Shut up n' Listen

From Strategy+Business : Researchers at the Human Dynamics Group at the Massachusetts Institute of Technology’s Media Lab, analyzed the speech patterns (only the physical voice signal: the measured variations in tone and pitch) of the operators on call center floors and found that they could predict accurately, after only a few seconds of listening, the ultimate success or failure of almost every call.

Successful operators, it turned out, speak little and listen much. When they do speak, their voices fluctuate strongly in amplitude and pitch, suggesting interest and responsiveness to the customer’s needs. Operators who speak with little variation come across as too determined and authoritative, but by speaking invitingly, being responsive but not pushy, a skilled operator can let callers find their own way to a sale.

This finding throws down a profound challenge to the prevailing views of organizational effectiveness.

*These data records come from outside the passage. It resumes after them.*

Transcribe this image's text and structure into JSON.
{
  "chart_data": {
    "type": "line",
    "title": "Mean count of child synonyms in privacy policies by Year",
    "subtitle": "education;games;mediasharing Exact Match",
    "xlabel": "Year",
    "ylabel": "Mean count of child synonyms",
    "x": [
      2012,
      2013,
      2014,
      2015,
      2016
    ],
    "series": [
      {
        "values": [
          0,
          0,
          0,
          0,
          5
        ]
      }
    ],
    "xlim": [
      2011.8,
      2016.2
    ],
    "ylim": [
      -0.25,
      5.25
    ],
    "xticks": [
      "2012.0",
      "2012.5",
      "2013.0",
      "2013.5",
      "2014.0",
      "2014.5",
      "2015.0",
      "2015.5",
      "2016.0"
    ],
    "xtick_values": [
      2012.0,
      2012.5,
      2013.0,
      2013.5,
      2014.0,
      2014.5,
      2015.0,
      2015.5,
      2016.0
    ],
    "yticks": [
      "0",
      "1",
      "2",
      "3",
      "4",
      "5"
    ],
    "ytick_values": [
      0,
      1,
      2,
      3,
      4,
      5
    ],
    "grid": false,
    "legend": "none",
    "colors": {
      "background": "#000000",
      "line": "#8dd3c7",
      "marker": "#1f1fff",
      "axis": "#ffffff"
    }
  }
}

Most explanations of human behavior in the business world presume that people — be they employees, consumers, or executives — are influenced most by meaning and reasoning. It’s what gets said that matters, not how it is said. But the per­formance of these telephone operators and a growing volume of other evidence suggest that this view is seriously flawed.

In a wide variety of facets of everyday business, the keys to sustained success may actually lie in understanding the kinds of signals that are ordinarily overlooked: tone of voice, body language, the ways people congregate (or don’t), the time spent on tasks, the rhythms of workplace activity, and the patterns of social networks.